Правда, нередко случалось, что, если бедный офицер проявлял себя как добрый товарищ, удалец и ревностный служака, его статус менялся, но все равно однополчане не забывали, каким он явился на службу, и подчас не без оснований считали, что его служебное рвение объясняется лишь тем, что чем выше чин, тем больше жалованье. Особенно же справедливо было это по отношению к офицерам-кавалеристам, считавшим свой род войск аристократическим и наиболее Привилегированным. И потому шли в кавалерию дворяне побогаче, а те, что победнее, — во все другие рода войск.
А кроме того, появление в полку на собственном коне было и более практичным, потому что как знать, какого коня выдадут безусому новобранцу? За хорошими конями охотились все, и когда нужно было сменить своего постаревшего буцефала, то нового — молодого, сильного и выносливого коня — заполучить было не так-то легко.
Нет нужды говорить, что старый кавалерист Вермелейн выбрал Михаилу хорошего коня. И по дороге Барклая ни на минуту не оставляло теплое чувство благодарности к Вермелейнам, заменившим ему родителей.
Пять суток, щадя коня, неспешно добирался Барклай от Петербурга до Феллина. Он проехал Нарву и, достигнув Раквере, повернул на юг. Дорога шла болотами и перелесками, мимо полей, по обочинам которых тянулись сложенные из валунов длинные невысокие гряды. Бедные хижины, приземистые, покрытые потемневшей от времени соломой, жались друг к другу вдали от дороги, почти безлюдной. На дороге же редко встречались Михаилу телеги торговцев, еще реже — казенные экипажи. Чаще прочих попадали ему на глаза согбенные фигуры мужиков, шедших за плугами и боронами, в которые были впряжены маленькие упрямые местные лошади, называемые здесь клепперами. Миша знал этих лошадок, потому что на их мызе Энгр, где проводил он летние вакации, было таких три, а на одной из них — пегой, с белым ремнем вдоль спины, тихой и ласковой — учил его дядюшка верховой езде.
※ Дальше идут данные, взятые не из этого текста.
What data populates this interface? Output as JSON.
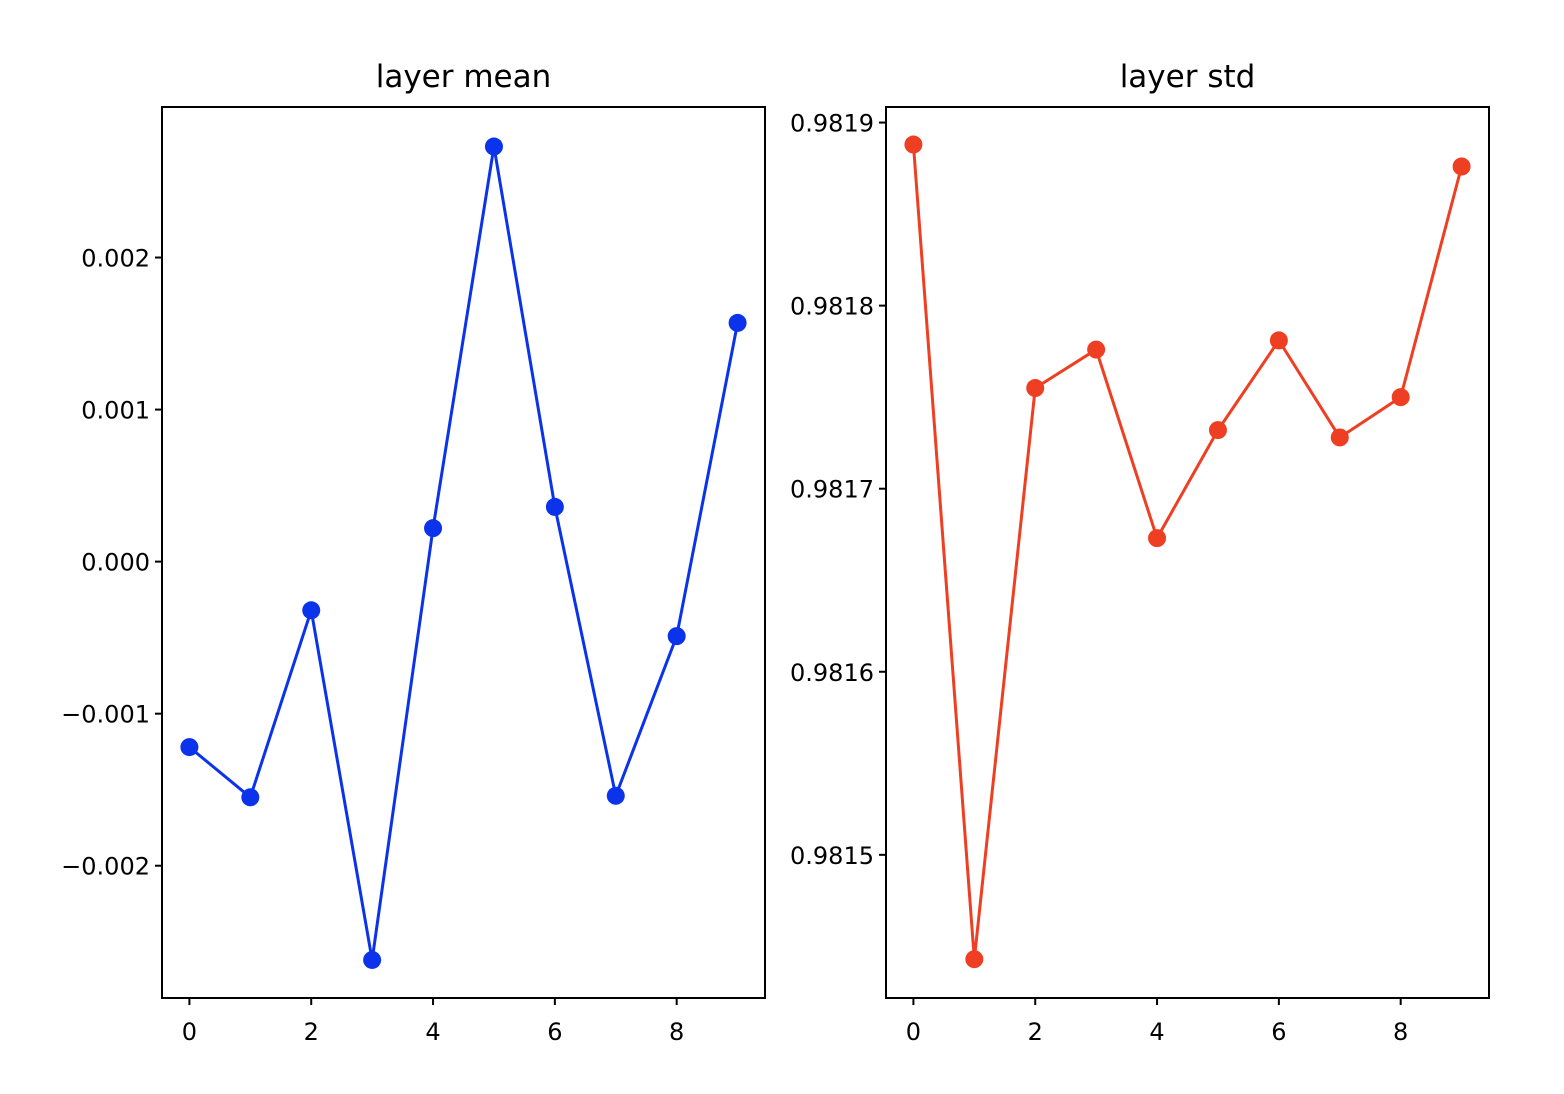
{
  "chart_data": [
    {
      "type": "line",
      "title": "layer mean",
      "xlabel": "",
      "ylabel": "",
      "x": [
        0,
        1,
        2,
        3,
        4,
        5,
        6,
        7,
        8,
        9
      ],
      "series": [
        {
          "values": [
            -0.00122,
            -0.00155,
            -0.00032,
            -0.00262,
            0.00022,
            0.00273,
            0.00036,
            -0.00154,
            -0.00049,
            0.00157
          ]
        }
      ],
      "xticks": [
        "0",
        "2",
        "4",
        "6",
        "8"
      ],
      "yticks": [
        "−0.002",
        "−0.001",
        "0.000",
        "0.001",
        "0.002"
      ],
      "xlim": [
        -0.45,
        9.45
      ],
      "ylim": [
        -0.00287,
        0.00299
      ],
      "grid": false,
      "color": "#0a33eb"
    },
    {
      "type": "line",
      "title": "layer std",
      "xlabel": "",
      "ylabel": "",
      "x": [
        0,
        1,
        2,
        3,
        4,
        5,
        6,
        7,
        8,
        9
      ],
      "series": [
        {
          "values": [
            0.981888,
            0.981443,
            0.981755,
            0.981776,
            0.981673,
            0.981732,
            0.981781,
            0.981728,
            0.98175,
            0.981876
          ]
        }
      ],
      "xticks": [
        "0",
        "2",
        "4",
        "6",
        "8"
      ],
      "yticks": [
        "0.9815",
        "0.9816",
        "0.9817",
        "0.9818",
        "0.9819"
      ],
      "xlim": [
        -0.45,
        9.45
      ],
      "ylim": [
        0.9814218,
        0.9819085
      ],
      "grid": false,
      "color": "#ee3f22"
    }
  ]
}
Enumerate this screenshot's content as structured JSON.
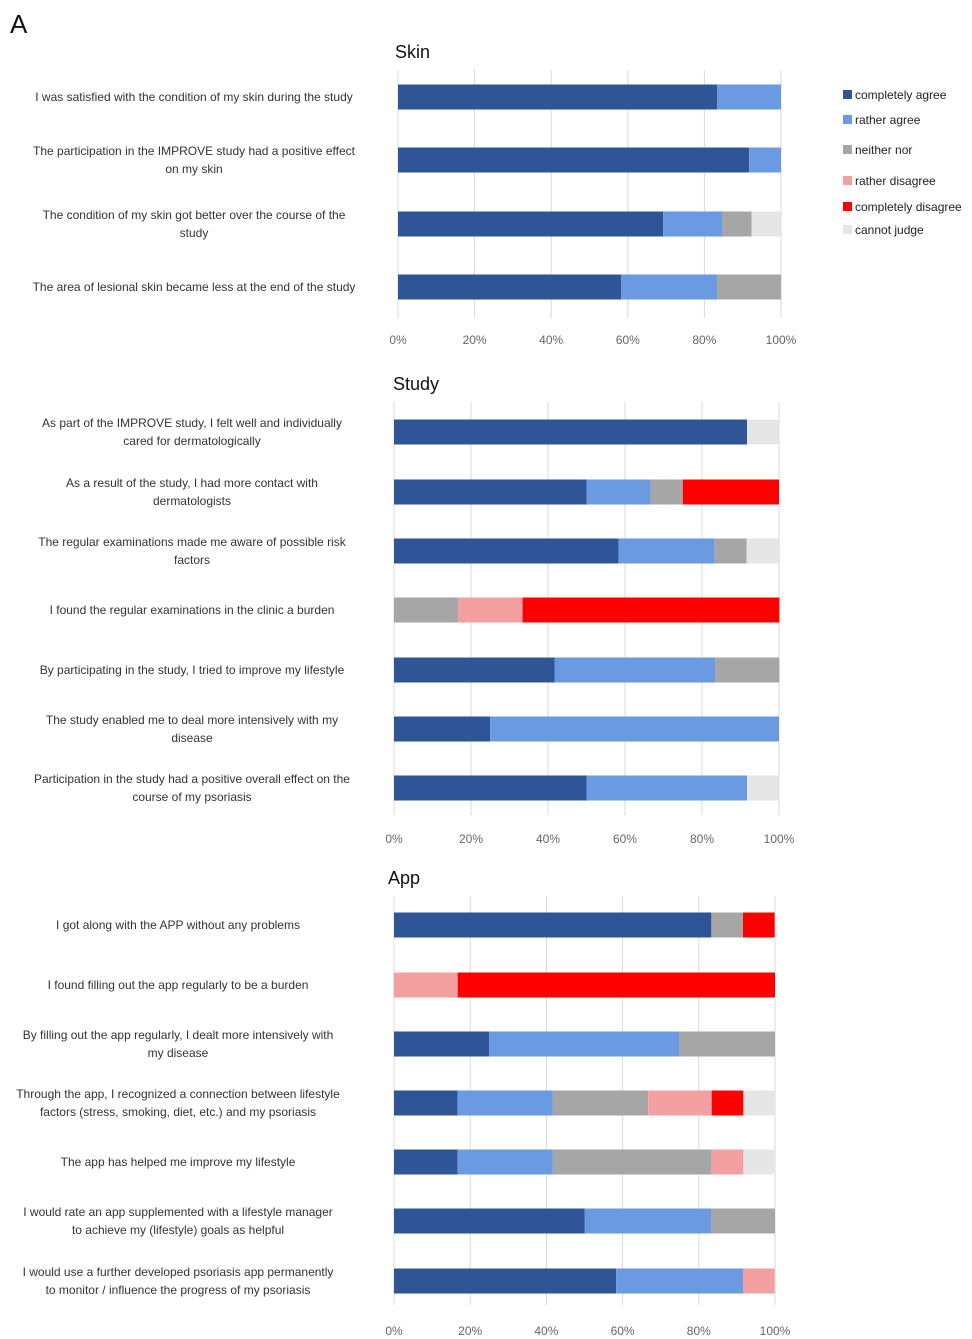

Вспомнив о своей любимице, Миша ласково похлопал по шее и статного красавца жеребца, которого тоже уже успел полюбить. Впрочем, любовь к лошадям, возникшая у него в детстве, не оставляла Барклая всю жизнь. И в каких бы чинах он ни был, он сам чистил коня, сам задавал ему корм, и только когда уж было ему совершенно недосуг, передоверял это ординарцам или кому-либо из адъютантов.
…Ясным апрельским днем въехал Барклай в маленький городок, уютный и чистенький, наполненный светом и воздухом, в котором господствовали два цвета: голубой и зеленый — от начинающих зеленеть садов и перелесков, лугов и полей и от большого озера и реки, по берегам которых и вытянулся Феллин. Два этих господствующих цвета перебивались тремя другими: желтым, серым и красным — домиками горожан и поселян, крытыми соломой и черепицей. Над домиками возвышались острый шпиль кирхи и башня рыцарского замка, сильно поврежденного прежними войнами и штурмами.
Спросив у первого встреченного им унтер-офицера, где найти командира полка, Барклай поскакал к замку.
Полковник Шток внимательно прочитал письмо, изредка быстро взглядывая на Михаила, так же внимательно просмотрел привезенные им казенные бумаги, после чего, расспросив о том, кто готовил его к экзаменам, остался, кажется, всем прочитанным и услышанным доволен.
— Пойдите, корнет, теперь в город и найдите себе квартиру. А завтра в семь часов утра извольте прийти ко мне. Тогда я скажу вам, к кому поступите вы в команду и в какую должность будете определены.
Барклай приложил руку к треуголке и четко повернулся, молодцевато звякнув шпорами. Но не успел он сделать и шага, как полковник сказал:
— Впрочем, постойте.
И тут же кликнул адъютанта.
— Возьми с собой корнета да помоги ему устроиться на квартиру.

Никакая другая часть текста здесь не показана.